HTTP Flashcards
What does HTTP stand for?
Hyper Text Transfer Protocol.
What is the default port of HTTP?
80
What is HTTP?
Stateless protocol that defines how messages are formatted and transmitted, and what actions servers and clients should take in response to various commands.
What are 4 basic aspects of HTTP?
- Simple: simple and human readable.
- Extensible: through use of headers.
- Stateless (but not session-less): no limit between requests being carried with same connection. HTTP cookies allow for stateful sessions.
- Connections: Most commonly relies upon connection based TCP.
What are the three pillars of HTTP communication?
- URL structure.
- Verbs.
- Status codes.
What are the three basic components of HTTP based systems.
- Client
- Web server
- Proxies
What is the client component of an HTTP based system?
The “User-agent”. Any tool that acts on behalf of a user (browser, phone). Always initiates the request.
What is the web-server component of an HTTP based system?
The server which handles the request of the client.
What is the proxy component of HTTP based systems?
Machines operating at the application layer that relay HTTP messages.
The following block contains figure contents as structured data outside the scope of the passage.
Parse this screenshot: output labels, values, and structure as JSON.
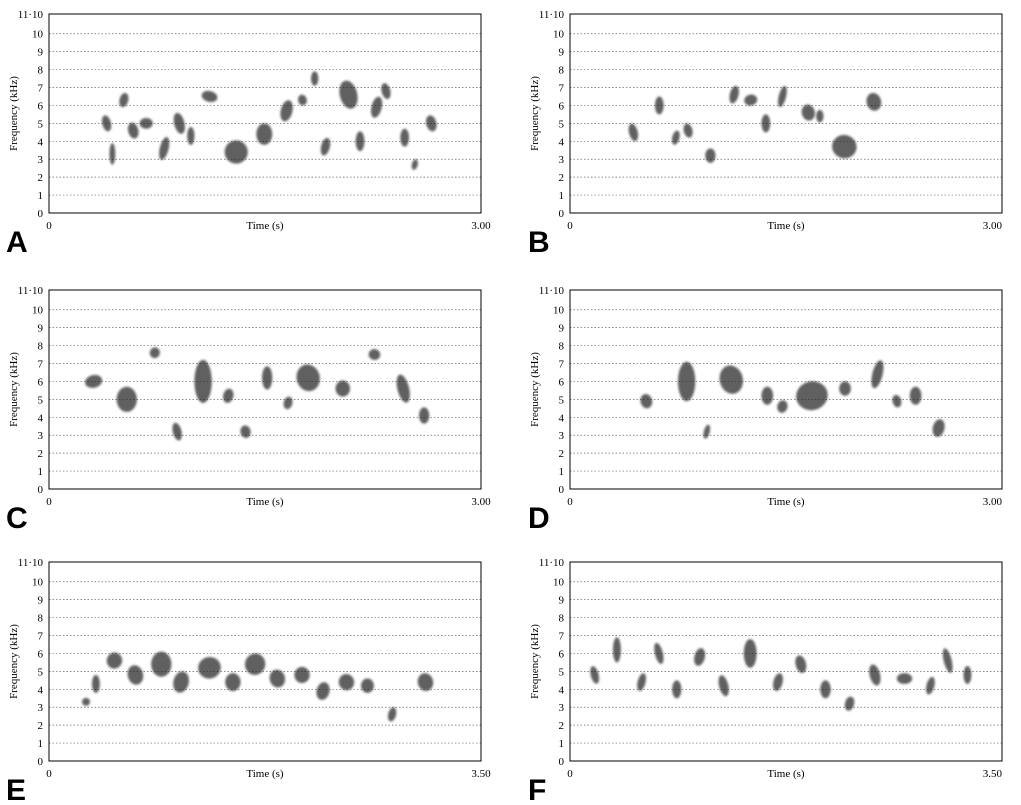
{
  "chart_data": [
    {
      "panel_label": "A",
      "type": "heatmap",
      "chart_kind": "spectrogram",
      "xlabel": "Time (s)",
      "ylabel": "Frequency (kHz)",
      "xlim": [
        0,
        3.0
      ],
      "ylim": [
        0,
        11.1
      ],
      "x_tick_labels": [
        "0",
        "3.00"
      ],
      "y_tick_labels": [
        "0",
        "1",
        "2",
        "3",
        "4",
        "5",
        "6",
        "7",
        "8",
        "9",
        "10",
        "11·10"
      ],
      "grid": "horizontal dotted",
      "syllables": [
        {
          "t": 0.38,
          "f": 5.0,
          "dur": 0.04,
          "bw": 0.9
        },
        {
          "t": 0.43,
          "f": 3.3,
          "dur": 0.02,
          "bw": 1.2
        },
        {
          "t": 0.5,
          "f": 6.3,
          "dur": 0.04,
          "bw": 0.8
        },
        {
          "t": 0.56,
          "f": 4.6,
          "dur": 0.05,
          "bw": 0.9
        },
        {
          "t": 0.64,
          "f": 5.0,
          "dur": 0.07,
          "bw": 0.6
        },
        {
          "t": 0.78,
          "f": 3.6,
          "dur": 0.04,
          "bw": 1.3
        },
        {
          "t": 0.88,
          "f": 5.0,
          "dur": 0.05,
          "bw": 1.2
        },
        {
          "t": 0.97,
          "f": 4.3,
          "dur": 0.03,
          "bw": 1.0
        },
        {
          "t": 1.07,
          "f": 6.5,
          "dur": 0.09,
          "bw": 0.6
        },
        {
          "t": 1.23,
          "f": 3.4,
          "dur": 0.14,
          "bw": 1.3
        },
        {
          "t": 1.45,
          "f": 4.4,
          "dur": 0.09,
          "bw": 1.2
        },
        {
          "t": 1.62,
          "f": 5.7,
          "dur": 0.06,
          "bw": 1.2
        },
        {
          "t": 1.74,
          "f": 6.3,
          "dur": 0.04,
          "bw": 0.6
        },
        {
          "t": 1.83,
          "f": 7.5,
          "dur": 0.03,
          "bw": 0.8
        },
        {
          "t": 1.9,
          "f": 3.7,
          "dur": 0.04,
          "bw": 1.0
        },
        {
          "t": 2.03,
          "f": 6.6,
          "dur": 0.1,
          "bw": 1.6
        },
        {
          "t": 2.14,
          "f": 4.0,
          "dur": 0.04,
          "bw": 1.1
        },
        {
          "t": 2.25,
          "f": 5.9,
          "dur": 0.05,
          "bw": 1.2
        },
        {
          "t": 2.32,
          "f": 6.8,
          "dur": 0.04,
          "bw": 0.9
        },
        {
          "t": 2.45,
          "f": 4.2,
          "dur": 0.04,
          "bw": 1.0
        },
        {
          "t": 2.53,
          "f": 2.7,
          "dur": 0.02,
          "bw": 0.6
        },
        {
          "t": 2.63,
          "f": 5.0,
          "dur": 0.05,
          "bw": 0.9
        }
      ]
    },
    {
      "panel_label": "B",
      "type": "heatmap",
      "chart_kind": "spectrogram",
      "xlabel": "Time (s)",
      "ylabel": "Frequency (kHz)",
      "xlim": [
        0,
        3.0
      ],
      "ylim": [
        0,
        11.1
      ],
      "x_tick_labels": [
        "0",
        "3.00"
      ],
      "y_tick_labels": [
        "0",
        "1",
        "2",
        "3",
        "4",
        "5",
        "6",
        "7",
        "8",
        "9",
        "10",
        "11·10"
      ],
      "grid": "horizontal dotted",
      "syllables": [
        {
          "t": 0.42,
          "f": 4.5,
          "dur": 0.04,
          "bw": 1.0
        },
        {
          "t": 0.6,
          "f": 6.0,
          "dur": 0.04,
          "bw": 1.0
        },
        {
          "t": 0.72,
          "f": 4.2,
          "dur": 0.03,
          "bw": 0.8
        },
        {
          "t": 0.8,
          "f": 4.6,
          "dur": 0.04,
          "bw": 0.8
        },
        {
          "t": 0.95,
          "f": 3.2,
          "dur": 0.05,
          "bw": 0.8
        },
        {
          "t": 1.12,
          "f": 6.6,
          "dur": 0.04,
          "bw": 1.0
        },
        {
          "t": 1.22,
          "f": 6.3,
          "dur": 0.07,
          "bw": 0.6
        },
        {
          "t": 1.34,
          "f": 5.0,
          "dur": 0.04,
          "bw": 1.0
        },
        {
          "t": 1.46,
          "f": 6.5,
          "dur": 0.03,
          "bw": 1.2
        },
        {
          "t": 1.62,
          "f": 5.6,
          "dur": 0.07,
          "bw": 0.9
        },
        {
          "t": 1.72,
          "f": 5.4,
          "dur": 0.03,
          "bw": 0.7
        },
        {
          "t": 1.83,
          "f": 3.7,
          "dur": 0.15,
          "bw": 1.3
        },
        {
          "t": 2.07,
          "f": 6.2,
          "dur": 0.08,
          "bw": 1.0
        }
      ]
    },
    {
      "panel_label": "C",
      "type": "heatmap",
      "chart_kind": "spectrogram",
      "xlabel": "Time (s)",
      "ylabel": "Frequency (kHz)",
      "xlim": [
        0,
        3.0
      ],
      "ylim": [
        0,
        11.1
      ],
      "x_tick_labels": [
        "0",
        "3.00"
      ],
      "y_tick_labels": [
        "0",
        "1",
        "2",
        "3",
        "4",
        "5",
        "6",
        "7",
        "8",
        "9",
        "10",
        "11·10"
      ],
      "grid": "horizontal dotted",
      "syllables": [
        {
          "t": 0.26,
          "f": 6.0,
          "dur": 0.1,
          "bw": 0.7
        },
        {
          "t": 0.48,
          "f": 5.0,
          "dur": 0.12,
          "bw": 1.4
        },
        {
          "t": 0.71,
          "f": 7.6,
          "dur": 0.05,
          "bw": 0.6
        },
        {
          "t": 0.87,
          "f": 3.2,
          "dur": 0.04,
          "bw": 1.0
        },
        {
          "t": 1.02,
          "f": 6.0,
          "dur": 0.1,
          "bw": 2.4
        },
        {
          "t": 1.22,
          "f": 5.2,
          "dur": 0.05,
          "bw": 0.8
        },
        {
          "t": 1.34,
          "f": 3.2,
          "dur": 0.05,
          "bw": 0.7
        },
        {
          "t": 1.49,
          "f": 6.2,
          "dur": 0.05,
          "bw": 1.3
        },
        {
          "t": 1.64,
          "f": 4.8,
          "dur": 0.04,
          "bw": 0.7
        },
        {
          "t": 1.73,
          "f": 6.2,
          "dur": 0.14,
          "bw": 1.5
        },
        {
          "t": 2.0,
          "f": 5.6,
          "dur": 0.08,
          "bw": 0.9
        },
        {
          "t": 2.23,
          "f": 7.5,
          "dur": 0.06,
          "bw": 0.6
        },
        {
          "t": 2.43,
          "f": 5.6,
          "dur": 0.06,
          "bw": 1.6
        },
        {
          "t": 2.58,
          "f": 4.1,
          "dur": 0.05,
          "bw": 0.9
        }
      ]
    },
    {
      "panel_label": "D",
      "type": "heatmap",
      "chart_kind": "spectrogram",
      "xlabel": "Time (s)",
      "ylabel": "Frequency (kHz)",
      "xlim": [
        0,
        3.0
      ],
      "ylim": [
        0,
        11.1
      ],
      "x_tick_labels": [
        "0",
        "3.00"
      ],
      "y_tick_labels": [
        "0",
        "1",
        "2",
        "3",
        "4",
        "5",
        "6",
        "7",
        "8",
        "9",
        "10",
        "11·10"
      ],
      "grid": "horizontal dotted",
      "syllables": [
        {
          "t": 0.5,
          "f": 4.9,
          "dur": 0.06,
          "bw": 0.8
        },
        {
          "t": 0.76,
          "f": 6.0,
          "dur": 0.1,
          "bw": 2.2
        },
        {
          "t": 0.94,
          "f": 3.2,
          "dur": 0.02,
          "bw": 0.8
        },
        {
          "t": 1.05,
          "f": 6.1,
          "dur": 0.14,
          "bw": 1.6
        },
        {
          "t": 1.34,
          "f": 5.2,
          "dur": 0.06,
          "bw": 1.0
        },
        {
          "t": 1.45,
          "f": 4.6,
          "dur": 0.05,
          "bw": 0.7
        },
        {
          "t": 1.58,
          "f": 5.2,
          "dur": 0.2,
          "bw": 1.6
        },
        {
          "t": 1.88,
          "f": 5.6,
          "dur": 0.06,
          "bw": 0.8
        },
        {
          "t": 2.11,
          "f": 6.4,
          "dur": 0.05,
          "bw": 1.6
        },
        {
          "t": 2.25,
          "f": 4.9,
          "dur": 0.04,
          "bw": 0.7
        },
        {
          "t": 2.37,
          "f": 5.2,
          "dur": 0.06,
          "bw": 1.0
        },
        {
          "t": 2.53,
          "f": 3.4,
          "dur": 0.06,
          "bw": 1.0
        }
      ]
    },
    {
      "panel_label": "E",
      "type": "heatmap",
      "chart_kind": "spectrogram",
      "xlabel": "Time (s)",
      "ylabel": "Frequency (kHz)",
      "xlim": [
        0,
        3.5
      ],
      "ylim": [
        0,
        11.1
      ],
      "x_tick_labels": [
        "0",
        "3.50"
      ],
      "y_tick_labels": [
        "0",
        "1",
        "2",
        "3",
        "4",
        "5",
        "6",
        "7",
        "8",
        "9",
        "10",
        "11·10"
      ],
      "grid": "horizontal dotted",
      "syllables": [
        {
          "t": 0.28,
          "f": 3.3,
          "dur": 0.04,
          "bw": 0.4
        },
        {
          "t": 0.36,
          "f": 4.3,
          "dur": 0.04,
          "bw": 1.0
        },
        {
          "t": 0.48,
          "f": 5.6,
          "dur": 0.1,
          "bw": 0.9
        },
        {
          "t": 0.65,
          "f": 4.8,
          "dur": 0.1,
          "bw": 1.1
        },
        {
          "t": 0.84,
          "f": 5.4,
          "dur": 0.14,
          "bw": 1.4
        },
        {
          "t": 1.02,
          "f": 4.4,
          "dur": 0.1,
          "bw": 1.2
        },
        {
          "t": 1.22,
          "f": 5.2,
          "dur": 0.16,
          "bw": 1.2
        },
        {
          "t": 1.44,
          "f": 4.4,
          "dur": 0.1,
          "bw": 1.0
        },
        {
          "t": 1.6,
          "f": 5.4,
          "dur": 0.14,
          "bw": 1.2
        },
        {
          "t": 1.8,
          "f": 4.6,
          "dur": 0.1,
          "bw": 1.0
        },
        {
          "t": 2.0,
          "f": 4.8,
          "dur": 0.1,
          "bw": 0.9
        },
        {
          "t": 2.18,
          "f": 3.9,
          "dur": 0.08,
          "bw": 1.0
        },
        {
          "t": 2.36,
          "f": 4.4,
          "dur": 0.1,
          "bw": 0.9
        },
        {
          "t": 2.54,
          "f": 4.2,
          "dur": 0.08,
          "bw": 0.8
        },
        {
          "t": 2.76,
          "f": 2.6,
          "dur": 0.04,
          "bw": 0.8
        },
        {
          "t": 3.0,
          "f": 4.4,
          "dur": 0.1,
          "bw": 1.0
        }
      ]
    },
    {
      "panel_label": "F",
      "type": "heatmap",
      "chart_kind": "spectrogram",
      "xlabel": "Time (s)",
      "ylabel": "Frequency (kHz)",
      "xlim": [
        0,
        3.5
      ],
      "ylim": [
        0,
        11.1
      ],
      "x_tick_labels": [
        "0",
        "3.50"
      ],
      "y_tick_labels": [
        "0",
        "1",
        "2",
        "3",
        "4",
        "5",
        "6",
        "7",
        "8",
        "9",
        "10",
        "11·10"
      ],
      "grid": "horizontal dotted",
      "syllables": [
        {
          "t": 0.18,
          "f": 4.8,
          "dur": 0.04,
          "bw": 1.0
        },
        {
          "t": 0.36,
          "f": 6.2,
          "dur": 0.04,
          "bw": 1.4
        },
        {
          "t": 0.56,
          "f": 4.4,
          "dur": 0.04,
          "bw": 1.0
        },
        {
          "t": 0.7,
          "f": 6.0,
          "dur": 0.04,
          "bw": 1.2
        },
        {
          "t": 0.84,
          "f": 4.0,
          "dur": 0.05,
          "bw": 1.0
        },
        {
          "t": 1.02,
          "f": 5.8,
          "dur": 0.06,
          "bw": 1.0
        },
        {
          "t": 1.22,
          "f": 4.2,
          "dur": 0.05,
          "bw": 1.2
        },
        {
          "t": 1.42,
          "f": 6.0,
          "dur": 0.08,
          "bw": 1.6
        },
        {
          "t": 1.66,
          "f": 4.4,
          "dur": 0.05,
          "bw": 1.0
        },
        {
          "t": 1.84,
          "f": 5.4,
          "dur": 0.06,
          "bw": 1.0
        },
        {
          "t": 2.04,
          "f": 4.0,
          "dur": 0.06,
          "bw": 1.0
        },
        {
          "t": 2.24,
          "f": 3.2,
          "dur": 0.05,
          "bw": 0.8
        },
        {
          "t": 2.44,
          "f": 4.8,
          "dur": 0.06,
          "bw": 1.2
        },
        {
          "t": 2.66,
          "f": 4.6,
          "dur": 0.1,
          "bw": 0.6
        },
        {
          "t": 2.9,
          "f": 4.2,
          "dur": 0.04,
          "bw": 1.0
        },
        {
          "t": 3.04,
          "f": 5.6,
          "dur": 0.04,
          "bw": 1.4
        },
        {
          "t": 3.2,
          "f": 4.8,
          "dur": 0.04,
          "bw": 1.0
        }
      ]
    }
  ]
}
Functions include: 1. caching 2. filtering 3. load balancing 4. authentication 5. logging
What are the layers for HTTP?
HTTP, TCP, IP
What are the layers for HTTPS?
HTTP, SSL or TLS, TCP, IP
What made up http 1.0?
- Building extensibility.
- Versioning info sent with each request.
- Status code sent in response.
- HTTP headers introduced.
- Transmission of more than HTML.
What made up HTTP 1.1?
- Standardized protocol.
- Connection reuse.
- Pipelining: 2nd req made before 1st received.
- Support for chunked responses.
- Additional cache-control mechanisms.
- Content negotiation between endpoints.
- Server collocation.
What makes up HTTP 2?
- Greater performance.
- Binary protocol: cannot be read/created manually.
- Multiplexed: Parallel requests mad over the same connection.
- Compressed headers: removes duplication.
- Allows server to populate data in client cache in advance of being required.
What can be controlled by HTTP?
- Cache
- Relaxing origin constraint
- Authentication
- Proxy and tunneling
- Sessions
What is the process for two endpoints for request and response?
CLIENT- resolve IP address from host name w/ DNS lookup.
CLIENT- establish connection with server.
CLIENT- send request to server.
CLIENT- wait for response.
SERVER- process request, send response.
CLIENT- receive response.
CLIENT- close connection.
What is HTTP flow from client perspective?
- Connect to server via TCP.
- Send HTTP message to server.
- Read response from server.
- Close or reuse connection for more requests.